1) Stability Is King - Stop Fussing With It

Corals are highly adaptable and just need you to keep the environment stable. Many hobbyists experience slow coral growth simply because of this instability. Even the slightest change in pH, temperature, salinity, calcium, alkalinity, nutrient levels, PAR levels, light spectrum, or water flow can throw off that stability that corals need. So the advice here is to stop making regular changes to these things and just let the tank stabilize.

2) Set Your Lighting Once And Forget It

You don't need to adjust your lighting, ever.  After setting the spectrum, creating a schedule, and testing the PAR levels upon initial light setup, you should never change or adjust your aquarium light again. Even small changes to the PAR, spectrum, and photoperiod in your aquarium will stress out the coral and slow them down.  

3) Maintain Alkalinity - Shoot for 9.0 dKH

Corals are sensitive to changes in alkalinity levels and it just so happens that alkalinity is depleted relatively quickly in a reef aquarium. Likely the reason that so many hobbyists struggle with maintaining a stable alkalinity level. Take the necessary steps to dial-in dosing methods that will maintain your tank's alkalinity as close to 9.0 dKH as possible at all times.

Don't ignore alkalinity this week and then pay attention to it next week. Pay attention to alkalinity at all times and don't let it budge out of range. If you encounter a swing, fix it immediately, and monitor the tank's levels closely until stability is maintained. Yes, that means you might have to test your tank's alkalinity level daily, and be sure to use a reliable alkalinity test kit so you can be confident you're getting consistent results. 

4) Stable Calcium and Magnesium Levels Are Important Too

It might seem redundant at this point but stability really is the ticket. Calcium and Magnesium are super important for the coral's health and although these parameters are not as volatile as alkalinity, you still need to maintain rock-solid levels for the corals to grow optimally.

Shoot for 440 ppm of calcium and 1350 ppm of magnesium and don't let it stray. Small changes to these parameters will affect your coral's ability to grow and supplying stability on all fronts is going to give you the best results. Reliable test kits are as equally important as performing the tests regularly. 

5) Fix Your pH

While a reef tank can survive with a pH as low as 7.8, raising that pH as close to 8.3 as possible will exponentially increase coral growth. Corals grow slower in lower pH water, it's a fact as proven by science and BRStv alike! In fact, you can achieve up to 50% more coral growth with a corrected pH. Even just raising 0.01 - 0.02 pH points will help and the closer you get to 8.3, the better your results will be. 

The good news, we know exactly why pH suffers in aquariums and there are very clear-cut methods for improving it. All you have to do is take the time to monitor your tank and fix the problem. 

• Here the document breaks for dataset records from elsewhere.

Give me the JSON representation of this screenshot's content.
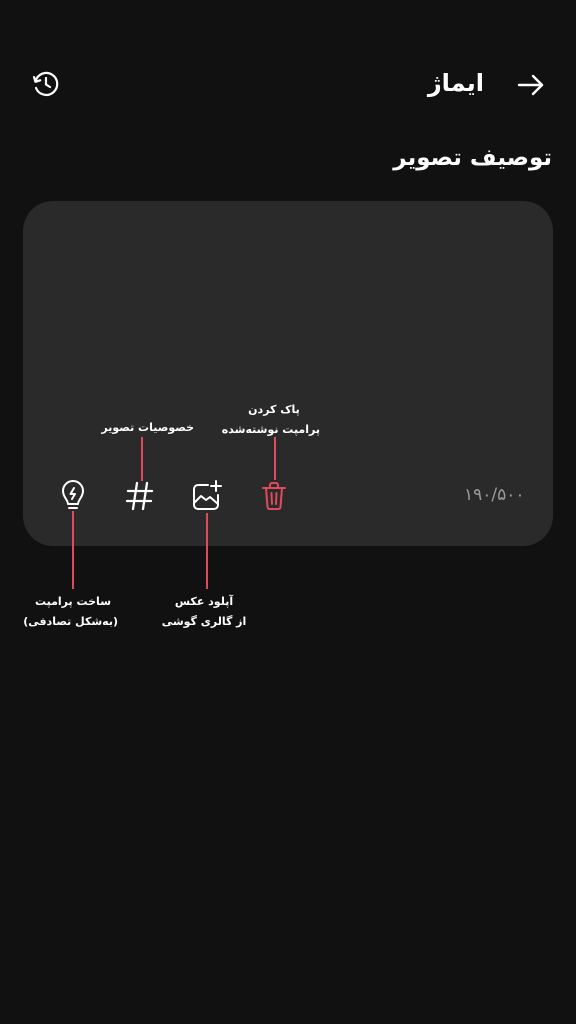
{
  "header": {
    "title": "ایماژ",
    "back_icon": "arrow-right-icon",
    "history_icon": "history-icon"
  },
  "section": {
    "title": "توصیف تصویر"
  },
  "prompt": {
    "value": "",
    "counter": "۱۹۰/۵۰۰"
  },
  "tools": [
    {
      "icon": "lightbulb-icon"
    },
    {
      "icon": "hashtag-icon"
    },
    {
      "icon": "image-plus-icon"
    },
    {
      "icon": "trash-icon"
    }
  ],
  "callouts": {
    "hash": "خصوصیات تصویر",
    "clear": [
      "پاک کردن",
      "پرامپت نوشته‌شده"
    ],
    "idea": [
      "ساخت پرامپت",
      "(به‌شکل تصادفی)"
    ],
    "upload": [
      "آپلود عکس",
      "از گالری گوشی"
    ]
  },
  "colors": {
    "background": "#111111",
    "card": "#2a2a2a",
    "accent": "#e04a5c",
    "counter": "#9a9a9a"
  }
}
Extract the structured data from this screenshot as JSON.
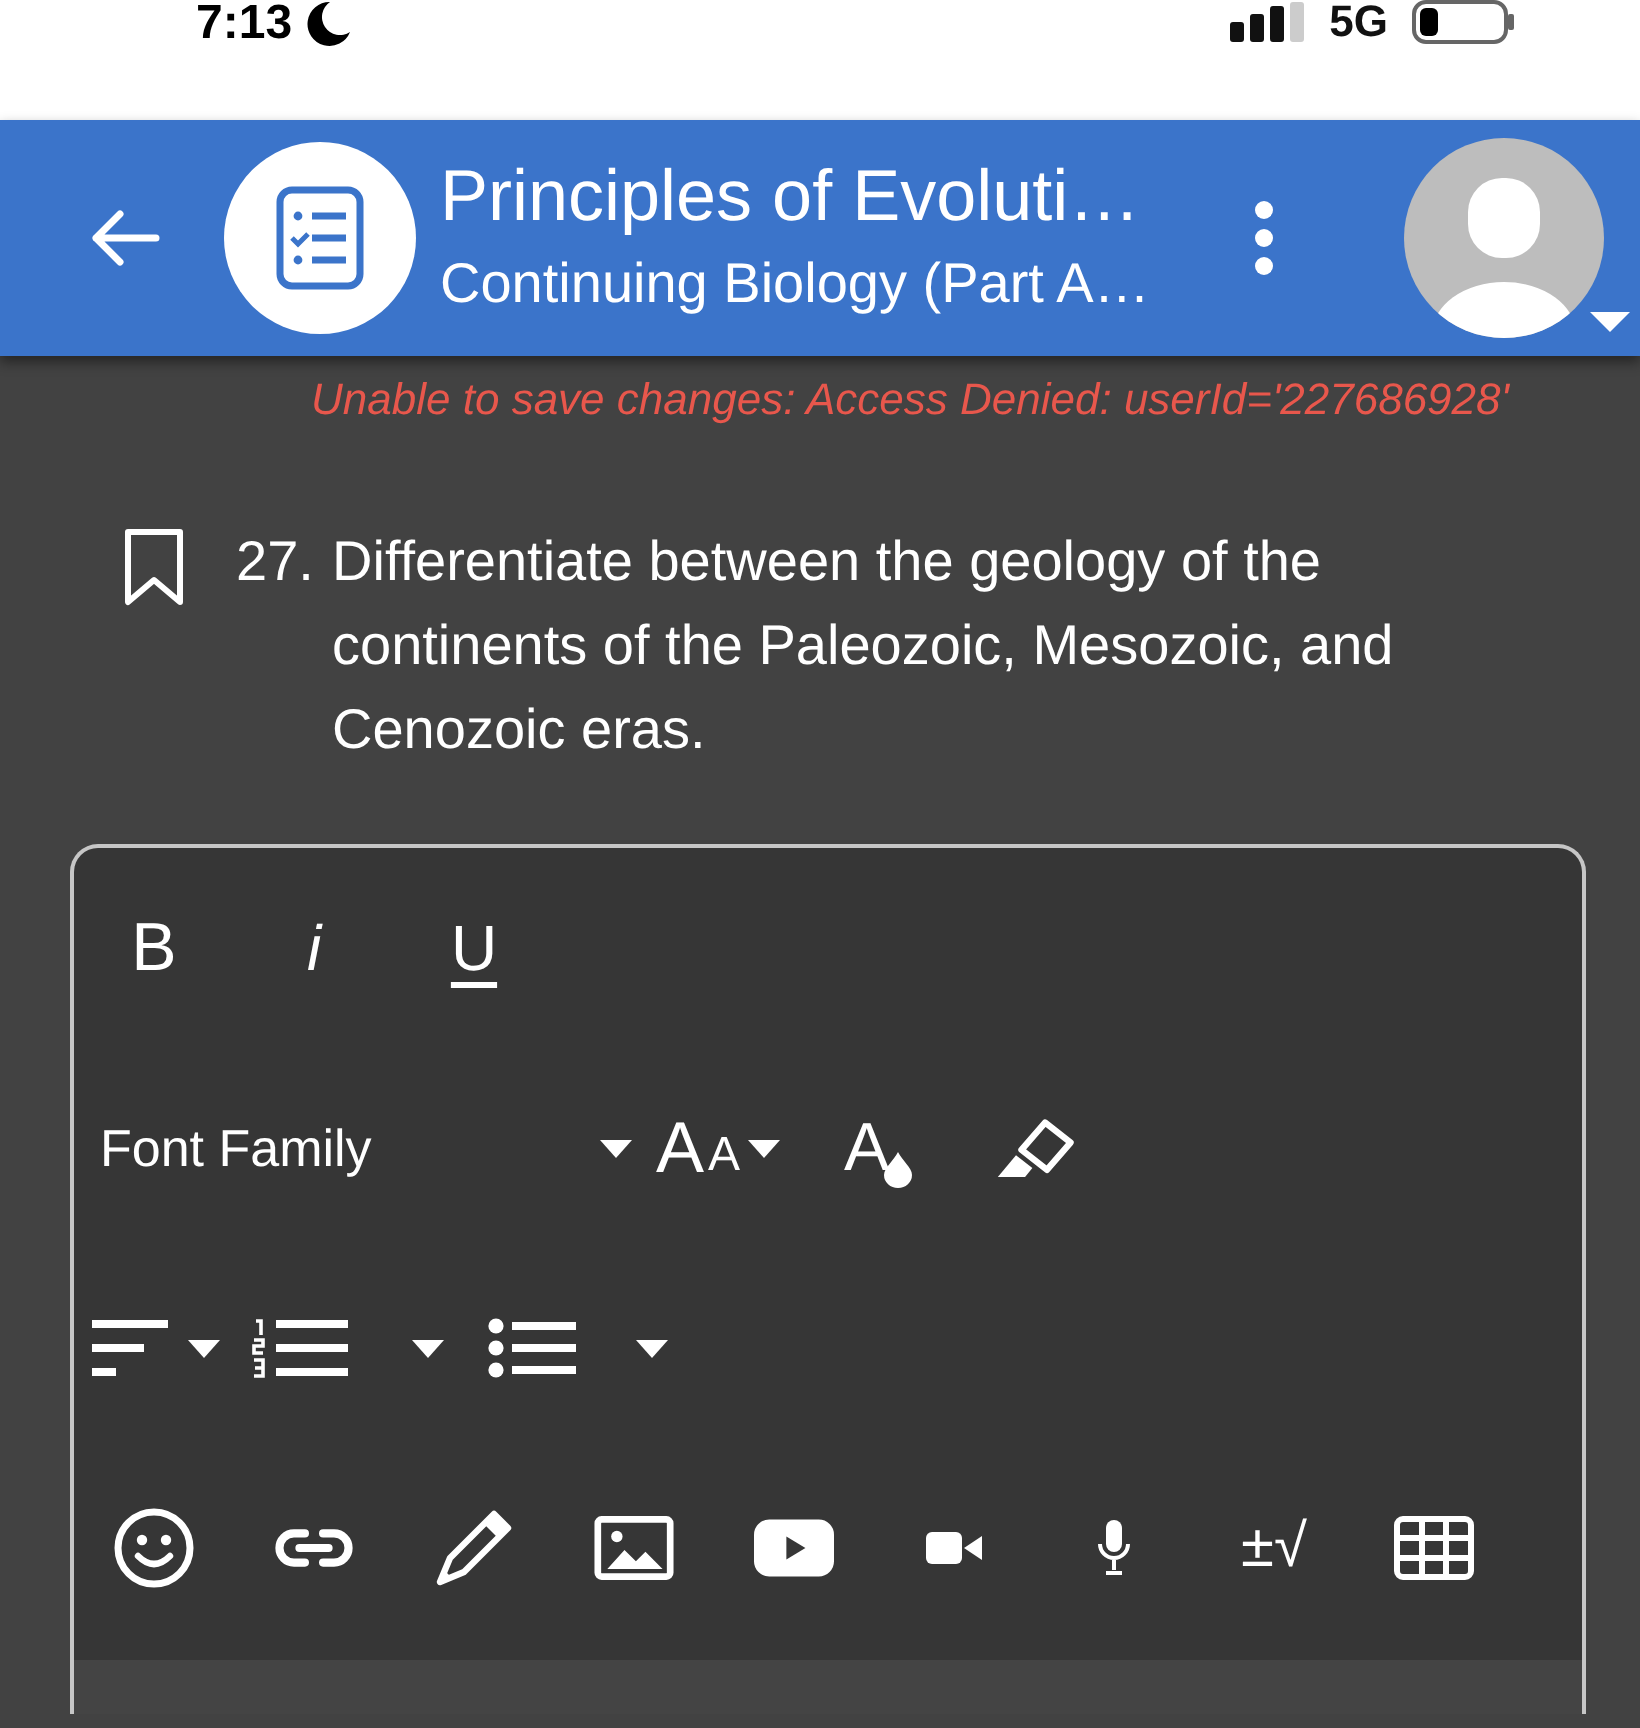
{
  "status_bar": {
    "time": "7:13",
    "network": "5G"
  },
  "header": {
    "title": "Principles of Evoluti…",
    "subtitle": "Continuing Biology (Part A…"
  },
  "error_message": "Unable to save changes: Access Denied: userId='227686928'",
  "question": {
    "number": "27.",
    "text": "Differentiate between the geology of the continents of the Paleozoic, Mesozoic, and Cenozoic eras.",
    "bookmarked": false
  },
  "editor": {
    "toolbar": [
      [
        {
          "kind": "bold",
          "label": "B"
        },
        {
          "kind": "italic",
          "label": "i"
        },
        {
          "kind": "underline",
          "label": "U"
        }
      ],
      [
        {
          "kind": "font-family",
          "label": "Font Family",
          "dropdown": true
        },
        {
          "kind": "font-size",
          "glyphs": [
            "A",
            "A"
          ],
          "dropdown": true
        },
        {
          "kind": "font-color",
          "label": "A"
        },
        {
          "kind": "highlight"
        }
      ],
      [
        {
          "kind": "align",
          "dropdown": true
        },
        {
          "kind": "numbered-list",
          "dropdown": true
        },
        {
          "kind": "bulleted-list",
          "dropdown": true
        }
      ],
      [
        {
          "kind": "emoji"
        },
        {
          "kind": "link"
        },
        {
          "kind": "draw"
        },
        {
          "kind": "image"
        },
        {
          "kind": "video-embed"
        },
        {
          "kind": "video"
        },
        {
          "kind": "audio"
        },
        {
          "kind": "math",
          "label": "±√"
        },
        {
          "kind": "table"
        }
      ]
    ]
  }
}
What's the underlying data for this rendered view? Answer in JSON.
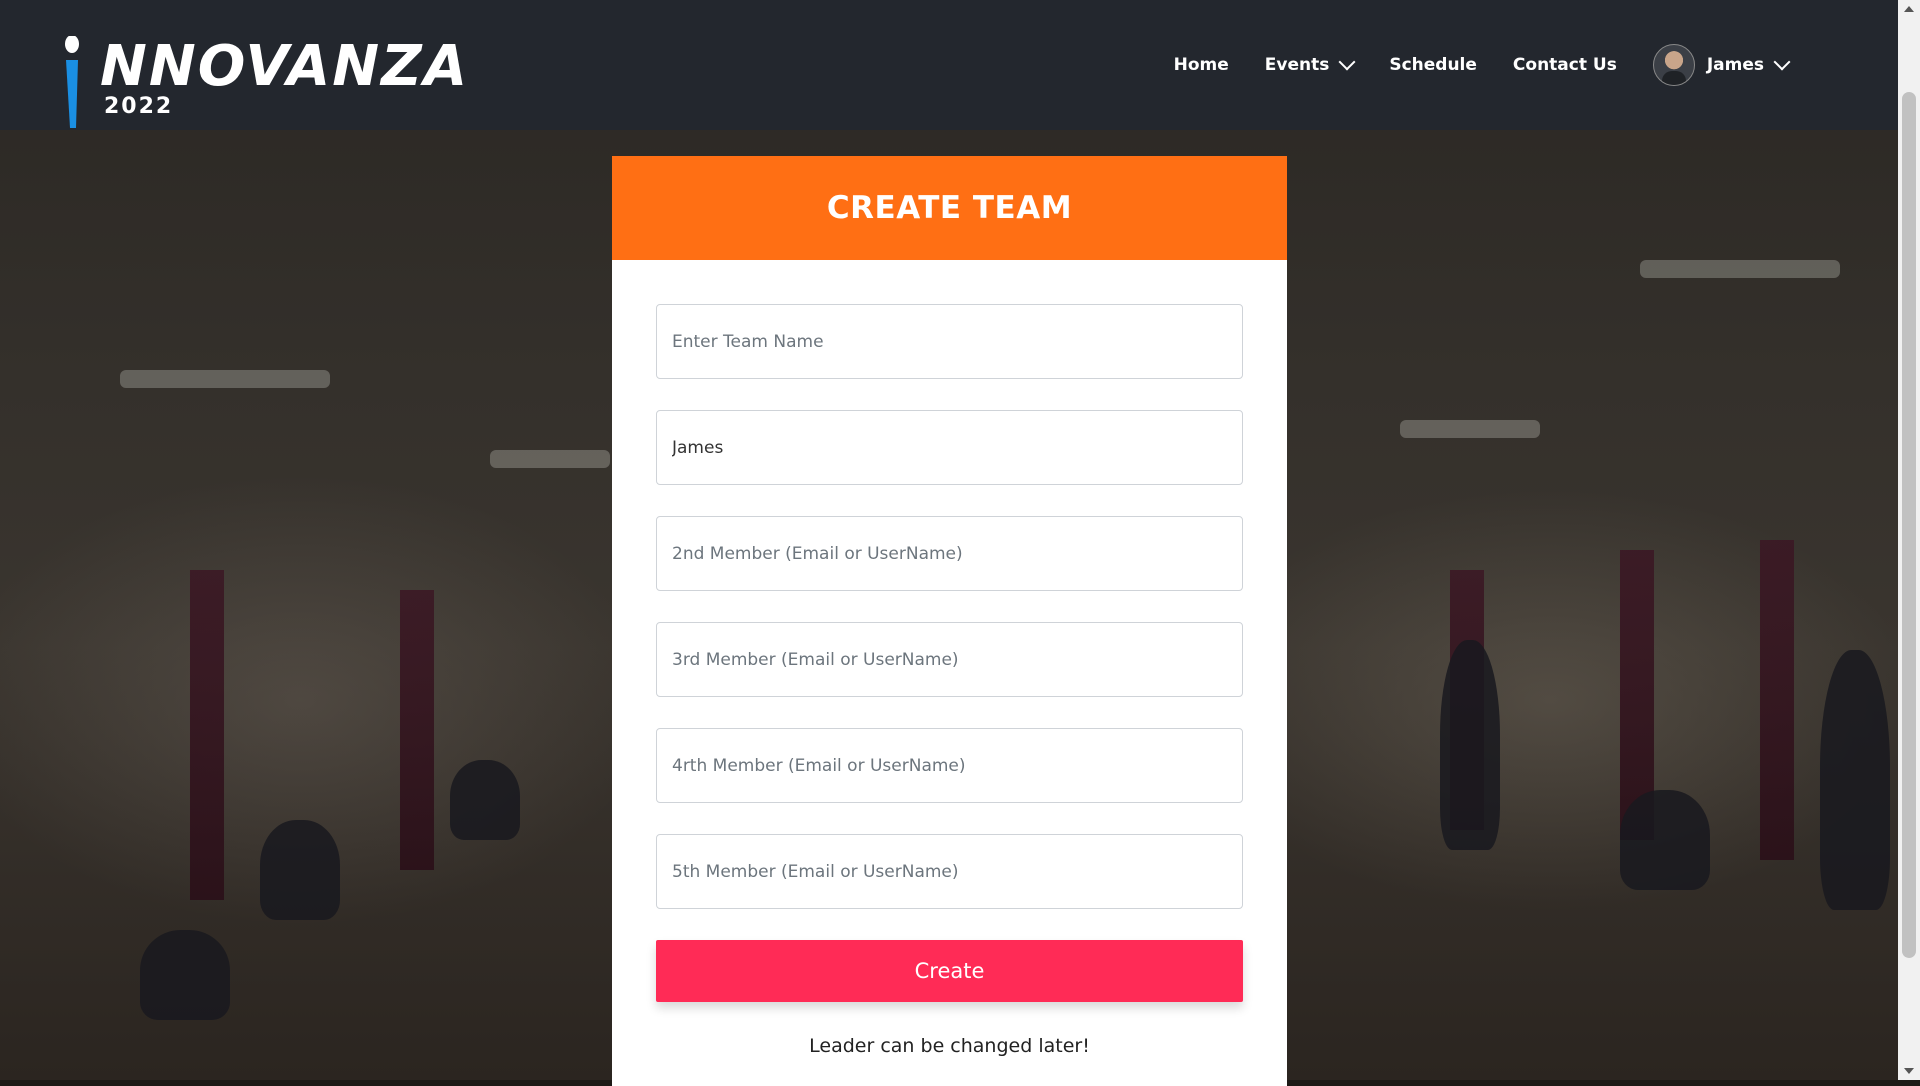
{
  "brand": {
    "logo_text": "NNOVANZA",
    "logo_year": "2022",
    "logo_colors": {
      "white": "#ffffff",
      "blue": "#1a8fe3"
    }
  },
  "nav": {
    "items": [
      {
        "label": "Home"
      },
      {
        "label": "Events",
        "has_dropdown": true
      },
      {
        "label": "Schedule"
      },
      {
        "label": "Contact Us"
      }
    ],
    "user": {
      "name": "James",
      "has_dropdown": true
    }
  },
  "card": {
    "title": "CREATE TEAM",
    "header_color": "#ff6f14",
    "fields": {
      "team_name": {
        "value": "",
        "placeholder": "Enter Team Name"
      },
      "leader": {
        "value": "James",
        "placeholder": ""
      },
      "member2": {
        "value": "",
        "placeholder": "2nd Member (Email or UserName)"
      },
      "member3": {
        "value": "",
        "placeholder": "3rd Member (Email or UserName)"
      },
      "member4": {
        "value": "",
        "placeholder": "4rth Member (Email or UserName)"
      },
      "member5": {
        "value": "",
        "placeholder": "5th Member (Email or UserName)"
      }
    },
    "submit_label": "Create",
    "submit_color": "#ff2b56",
    "note": "Leader can be changed later!"
  },
  "icons": {
    "dropdown": "chevron-down-icon",
    "avatar": "user-avatar",
    "scroll_up": "triangle-up-icon",
    "scroll_down": "triangle-down-icon"
  }
}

Learn More With BRStv: Top 5 Tips For Raising pH In Your Reef Tank

6) Feed Your Corals

Corals benefit naturally from capturing prey and acquiring dissolved nutrients from the water. In a reef tank, most of your coral foods like Reef Chili and liquid plankton additives are replicating prey and providing nutrients the coral cannot easily acquire any other way resulting in faster growth. Dosing amino acids also helps corals create tissue faster which is exactly why you see better growth and coloration when target dosing amino acids.

Don't neglect to feed your corals regularly and dose amino acids if you want to see better growth!

7) Avoid Running With Zero Nitrates and Zero Phosphates

If you're running a tank with undetectable levels of nitrates and phosphates for an extended period of time, you may be limiting coral growth. While advice from days past may have blindly directed you into running extremely low or undetectable nitrate and phosphate levels, this may result in starving your corals let alone make way for pesky organisms like cyanobacteria and dinoflagellates to grow. Minor levels of nitrate and phosphate in the water are a good indication your corals are getting the nutrients they need to grow optimally. 

8) Eliminate Dead Spots In The Water Flow

Corals need flow to acquire food and expel waste. This is critical to their health and if you have dead spots or areas of low flow in the tank, you could probably get better results by supplying better flow to those areas.  If you find corals are just not growing all that well in certain areas, its likely flow in those areas is your problem. 

9) Remove Contaminants or Irritants From The Water

Sometimes running a little carbon or doing more frequent water changes will remove irritants from the water that are stressing your coral out.

10) ICP For The Unexplainable

If you are stumped and just cannot figure out the problem in your tank, mailing out a sample of your aquarium water for ICP analysis should help you figure it out. There are a variety of things that could potentially be affecting corals negatively that we don't actively monitor as hobbyists and an ICP test should pick those things up and help you formulate a game plan.